Friday, 19 December 2014
Samuel R Hall1, Kirk Ullmann2, Sasha Madronich3, Johnathan W Hair4, Marta A Fenn5, Carolyn F Butler6, Bruce E Anderson4, Luke D Ziemba4 and Andreas Joel Beyersdorf4, (1)NCAR, Denver, CO, United States, (2)National Center for Atmospheric Research, Boulder, CO, United States, (3)Natl Ctr Atmospheric Research, Boulder, CO, United States, (4)NASA Langley Research Center, Hampton, VA, United States, (5)SSAI, Hampton, VA, United States, (6)Science Systems and Applications Inc., Hampton, VA, United States
The Studies of Emissions and Atmospheric Composition, Clouds and Climate Coupling by Regional Surveys (SEAC4RS) campaign during the summer of 2013 was strongly impacted by smoke from fires in the western United States.
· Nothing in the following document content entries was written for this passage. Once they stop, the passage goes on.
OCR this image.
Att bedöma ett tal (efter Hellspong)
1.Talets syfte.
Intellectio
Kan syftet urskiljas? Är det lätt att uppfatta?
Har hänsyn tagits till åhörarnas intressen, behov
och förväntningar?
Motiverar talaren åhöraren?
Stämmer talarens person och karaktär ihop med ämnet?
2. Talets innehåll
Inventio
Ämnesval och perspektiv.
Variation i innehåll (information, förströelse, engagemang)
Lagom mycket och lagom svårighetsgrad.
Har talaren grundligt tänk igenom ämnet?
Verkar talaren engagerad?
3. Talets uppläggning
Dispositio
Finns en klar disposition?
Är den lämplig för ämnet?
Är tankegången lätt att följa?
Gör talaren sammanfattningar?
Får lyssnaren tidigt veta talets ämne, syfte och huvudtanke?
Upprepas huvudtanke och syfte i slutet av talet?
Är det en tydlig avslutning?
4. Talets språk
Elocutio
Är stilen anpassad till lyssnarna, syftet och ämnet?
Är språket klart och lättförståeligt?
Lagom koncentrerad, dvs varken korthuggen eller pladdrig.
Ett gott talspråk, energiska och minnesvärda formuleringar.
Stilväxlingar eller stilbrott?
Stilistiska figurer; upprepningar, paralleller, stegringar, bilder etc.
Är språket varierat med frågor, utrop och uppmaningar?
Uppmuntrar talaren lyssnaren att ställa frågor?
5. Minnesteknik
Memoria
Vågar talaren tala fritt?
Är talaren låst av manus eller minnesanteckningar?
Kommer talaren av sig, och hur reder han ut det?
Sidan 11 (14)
Scattering and absorption by particles in the plume directly impact actinic flux spectra which drives the photochemistry. Near the fire, high absorption results in low photolysis rates. In combination with strong plume convection (including pyro-convection), this permits injection of volatile, normally short-lived species to the free troposphere and beyond. Measurements from the Charged-coupled device Actinic Flux Spectroradiometers (CAFS) onboard the NASA DC-8 aircraft show penetration of the California Rim fire reduced in situ ozone photolysis by as much as 95% and nitrogen dioxide photolysis by 80%. Downstream, the aged plume can contain high concentrations of strongly scattering particles attributed to hygroscopic growth. Evidence will be sought for enhancement of photolysis above such plumes by comparison with a radiative transfer model.